What I'd question is what you use Ciscoworks currently to achieve. I think if in you're current deployment, if for configuration, logs, troubleshooting, etc you always turn to ciscoworks first and foremost, it's a good option since it's something you're already familiar with, and is actually usefull.
Personally I'm fine without it, we have it deployed in our network, but I've only ever logged in maybe 3 or 4 times, and just find generally doing stuff takes longer then my ad-hoc stuff. We're a fairly big shop, so we have HP Openview for SNMP alarming, fed to our Control Center, Openview Performance Insight for SNMP polling stats and generating statistics. For my equipment, we have all logs sent to a solaris box, and I basically just have a tail that follows the logs on one of my screens all day. We do nightly backups in a script, with a script to grab all current configs, so finding differences in config is easy using unix diff tools. And we do all configuration directly by logging into the box. So for me it's ultimatly a useless tool that I've never had an enticing reason to get into.

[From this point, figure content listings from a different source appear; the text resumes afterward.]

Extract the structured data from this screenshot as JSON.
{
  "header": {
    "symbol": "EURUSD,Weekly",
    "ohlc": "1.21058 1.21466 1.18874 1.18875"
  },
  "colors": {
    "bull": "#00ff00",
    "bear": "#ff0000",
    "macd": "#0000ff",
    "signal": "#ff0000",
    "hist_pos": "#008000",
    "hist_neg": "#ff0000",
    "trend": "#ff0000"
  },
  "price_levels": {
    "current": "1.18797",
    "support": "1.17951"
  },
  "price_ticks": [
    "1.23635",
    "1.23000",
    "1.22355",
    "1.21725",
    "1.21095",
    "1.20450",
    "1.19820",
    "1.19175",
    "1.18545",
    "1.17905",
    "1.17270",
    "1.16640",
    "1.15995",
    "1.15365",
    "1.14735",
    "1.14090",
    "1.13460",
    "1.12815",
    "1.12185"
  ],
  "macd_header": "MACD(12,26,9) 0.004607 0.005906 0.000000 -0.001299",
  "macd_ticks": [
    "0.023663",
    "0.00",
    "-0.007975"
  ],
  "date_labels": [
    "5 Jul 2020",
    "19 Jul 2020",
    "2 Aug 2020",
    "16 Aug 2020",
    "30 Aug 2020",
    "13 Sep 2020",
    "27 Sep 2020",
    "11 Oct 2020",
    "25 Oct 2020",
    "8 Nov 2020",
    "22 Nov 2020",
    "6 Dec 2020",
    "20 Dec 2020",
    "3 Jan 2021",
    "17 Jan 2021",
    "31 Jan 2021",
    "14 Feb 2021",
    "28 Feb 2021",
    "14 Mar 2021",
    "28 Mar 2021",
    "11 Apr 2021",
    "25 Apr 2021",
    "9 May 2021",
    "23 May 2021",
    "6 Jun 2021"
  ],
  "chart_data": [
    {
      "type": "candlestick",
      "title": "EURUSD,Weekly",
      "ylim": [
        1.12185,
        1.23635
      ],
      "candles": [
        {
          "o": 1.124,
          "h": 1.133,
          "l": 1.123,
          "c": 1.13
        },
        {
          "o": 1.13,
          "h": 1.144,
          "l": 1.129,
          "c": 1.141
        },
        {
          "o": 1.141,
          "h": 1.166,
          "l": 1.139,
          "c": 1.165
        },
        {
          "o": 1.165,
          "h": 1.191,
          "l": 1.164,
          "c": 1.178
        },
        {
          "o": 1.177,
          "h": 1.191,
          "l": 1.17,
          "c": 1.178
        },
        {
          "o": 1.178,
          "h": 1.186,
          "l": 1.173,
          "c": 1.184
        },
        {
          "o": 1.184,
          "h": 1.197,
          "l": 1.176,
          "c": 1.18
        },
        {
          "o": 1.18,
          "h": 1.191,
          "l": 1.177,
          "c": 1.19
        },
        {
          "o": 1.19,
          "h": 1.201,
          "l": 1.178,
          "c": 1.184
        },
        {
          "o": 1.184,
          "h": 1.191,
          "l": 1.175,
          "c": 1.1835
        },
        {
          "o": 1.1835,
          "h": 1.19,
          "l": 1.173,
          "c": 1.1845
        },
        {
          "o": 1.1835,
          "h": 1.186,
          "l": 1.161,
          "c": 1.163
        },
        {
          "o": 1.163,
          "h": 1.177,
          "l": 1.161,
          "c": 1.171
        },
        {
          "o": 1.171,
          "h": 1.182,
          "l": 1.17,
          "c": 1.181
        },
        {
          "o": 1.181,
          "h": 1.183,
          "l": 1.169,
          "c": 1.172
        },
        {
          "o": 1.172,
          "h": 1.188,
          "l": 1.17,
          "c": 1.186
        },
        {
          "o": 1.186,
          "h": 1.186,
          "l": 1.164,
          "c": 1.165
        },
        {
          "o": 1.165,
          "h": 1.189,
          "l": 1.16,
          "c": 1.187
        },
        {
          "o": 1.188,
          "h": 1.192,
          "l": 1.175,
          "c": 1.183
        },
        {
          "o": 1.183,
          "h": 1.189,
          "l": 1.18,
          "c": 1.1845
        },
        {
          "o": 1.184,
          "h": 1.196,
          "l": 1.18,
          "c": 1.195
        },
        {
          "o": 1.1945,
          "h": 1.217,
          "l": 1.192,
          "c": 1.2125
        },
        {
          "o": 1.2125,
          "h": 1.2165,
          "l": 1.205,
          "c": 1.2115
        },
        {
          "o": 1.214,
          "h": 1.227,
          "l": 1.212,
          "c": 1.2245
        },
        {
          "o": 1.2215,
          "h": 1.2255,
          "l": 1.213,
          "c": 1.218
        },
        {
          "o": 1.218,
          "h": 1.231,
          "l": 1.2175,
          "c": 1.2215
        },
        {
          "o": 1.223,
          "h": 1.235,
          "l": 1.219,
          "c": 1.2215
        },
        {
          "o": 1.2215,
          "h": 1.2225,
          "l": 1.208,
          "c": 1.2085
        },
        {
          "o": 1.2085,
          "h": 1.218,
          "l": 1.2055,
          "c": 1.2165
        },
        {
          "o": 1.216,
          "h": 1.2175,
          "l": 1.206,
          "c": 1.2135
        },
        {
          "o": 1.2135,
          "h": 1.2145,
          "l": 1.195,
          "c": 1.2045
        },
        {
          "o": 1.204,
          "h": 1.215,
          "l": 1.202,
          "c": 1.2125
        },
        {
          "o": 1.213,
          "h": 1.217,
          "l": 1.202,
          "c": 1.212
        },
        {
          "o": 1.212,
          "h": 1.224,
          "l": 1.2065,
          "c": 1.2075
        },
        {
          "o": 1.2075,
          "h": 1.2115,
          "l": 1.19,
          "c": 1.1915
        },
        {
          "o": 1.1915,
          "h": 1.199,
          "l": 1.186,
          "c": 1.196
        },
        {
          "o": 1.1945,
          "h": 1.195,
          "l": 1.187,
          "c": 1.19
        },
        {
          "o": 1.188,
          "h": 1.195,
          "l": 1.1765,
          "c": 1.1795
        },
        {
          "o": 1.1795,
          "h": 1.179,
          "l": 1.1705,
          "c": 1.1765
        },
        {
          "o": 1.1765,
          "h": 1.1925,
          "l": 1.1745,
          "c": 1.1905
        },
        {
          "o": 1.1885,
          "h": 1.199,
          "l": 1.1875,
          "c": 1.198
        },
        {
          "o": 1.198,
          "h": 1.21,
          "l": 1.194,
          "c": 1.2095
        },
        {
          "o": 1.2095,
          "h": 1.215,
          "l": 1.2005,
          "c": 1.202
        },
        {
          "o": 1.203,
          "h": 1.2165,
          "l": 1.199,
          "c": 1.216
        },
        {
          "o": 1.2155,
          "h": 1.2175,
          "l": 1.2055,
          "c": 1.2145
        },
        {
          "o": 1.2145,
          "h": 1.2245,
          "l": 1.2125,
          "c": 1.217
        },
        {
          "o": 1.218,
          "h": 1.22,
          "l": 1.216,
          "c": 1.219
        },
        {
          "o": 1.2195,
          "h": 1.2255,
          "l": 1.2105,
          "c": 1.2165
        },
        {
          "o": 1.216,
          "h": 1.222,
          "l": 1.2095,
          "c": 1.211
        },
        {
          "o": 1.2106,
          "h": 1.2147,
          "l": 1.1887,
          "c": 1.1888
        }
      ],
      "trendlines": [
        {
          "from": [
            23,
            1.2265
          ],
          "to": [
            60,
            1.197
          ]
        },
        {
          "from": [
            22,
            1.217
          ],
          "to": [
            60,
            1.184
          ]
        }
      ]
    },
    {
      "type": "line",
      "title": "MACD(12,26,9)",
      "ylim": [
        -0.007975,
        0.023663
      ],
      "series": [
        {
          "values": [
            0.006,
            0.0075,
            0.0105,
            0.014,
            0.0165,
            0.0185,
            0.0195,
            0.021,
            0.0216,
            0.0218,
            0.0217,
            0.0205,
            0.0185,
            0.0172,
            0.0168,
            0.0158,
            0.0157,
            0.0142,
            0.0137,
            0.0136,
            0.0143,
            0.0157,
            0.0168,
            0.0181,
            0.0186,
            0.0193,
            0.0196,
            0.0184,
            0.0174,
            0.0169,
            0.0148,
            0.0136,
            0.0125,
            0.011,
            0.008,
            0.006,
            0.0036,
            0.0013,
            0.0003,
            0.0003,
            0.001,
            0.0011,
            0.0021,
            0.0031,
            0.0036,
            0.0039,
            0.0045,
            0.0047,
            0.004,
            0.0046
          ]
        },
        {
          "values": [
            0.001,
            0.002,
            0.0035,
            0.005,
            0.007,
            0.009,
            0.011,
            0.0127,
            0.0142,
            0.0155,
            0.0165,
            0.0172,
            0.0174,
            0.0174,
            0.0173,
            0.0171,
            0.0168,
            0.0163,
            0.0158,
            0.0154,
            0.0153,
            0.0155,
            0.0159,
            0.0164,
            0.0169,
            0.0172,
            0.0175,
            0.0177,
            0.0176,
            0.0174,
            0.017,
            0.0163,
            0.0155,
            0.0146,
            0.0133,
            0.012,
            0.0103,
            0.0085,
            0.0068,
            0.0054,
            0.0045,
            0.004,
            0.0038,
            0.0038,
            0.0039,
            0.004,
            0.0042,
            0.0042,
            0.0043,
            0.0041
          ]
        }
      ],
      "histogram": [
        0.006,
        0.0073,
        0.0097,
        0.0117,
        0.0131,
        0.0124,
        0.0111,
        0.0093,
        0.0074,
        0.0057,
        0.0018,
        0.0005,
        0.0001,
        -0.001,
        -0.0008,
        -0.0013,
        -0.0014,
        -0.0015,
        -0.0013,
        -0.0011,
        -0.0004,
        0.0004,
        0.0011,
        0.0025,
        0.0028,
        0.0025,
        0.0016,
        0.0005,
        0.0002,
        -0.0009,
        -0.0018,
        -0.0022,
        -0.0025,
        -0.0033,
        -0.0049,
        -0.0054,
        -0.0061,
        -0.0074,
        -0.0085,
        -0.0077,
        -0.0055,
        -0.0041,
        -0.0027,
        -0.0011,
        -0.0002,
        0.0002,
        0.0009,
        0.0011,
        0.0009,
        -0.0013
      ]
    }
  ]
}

On the other hand, some of our backbone team love the thing, but that was mainly because they could deploy a config change such as a new vlan to be trunked to every switch in one go. That was never my responsibility so I could care less.
This brings me back, if it's a tool you use every day, and everyone is already familiar with it, it's a good thing to get. If it's there and you use it once a month, and everything you use it for at that time can easily be done using simple scripts, then don't bother.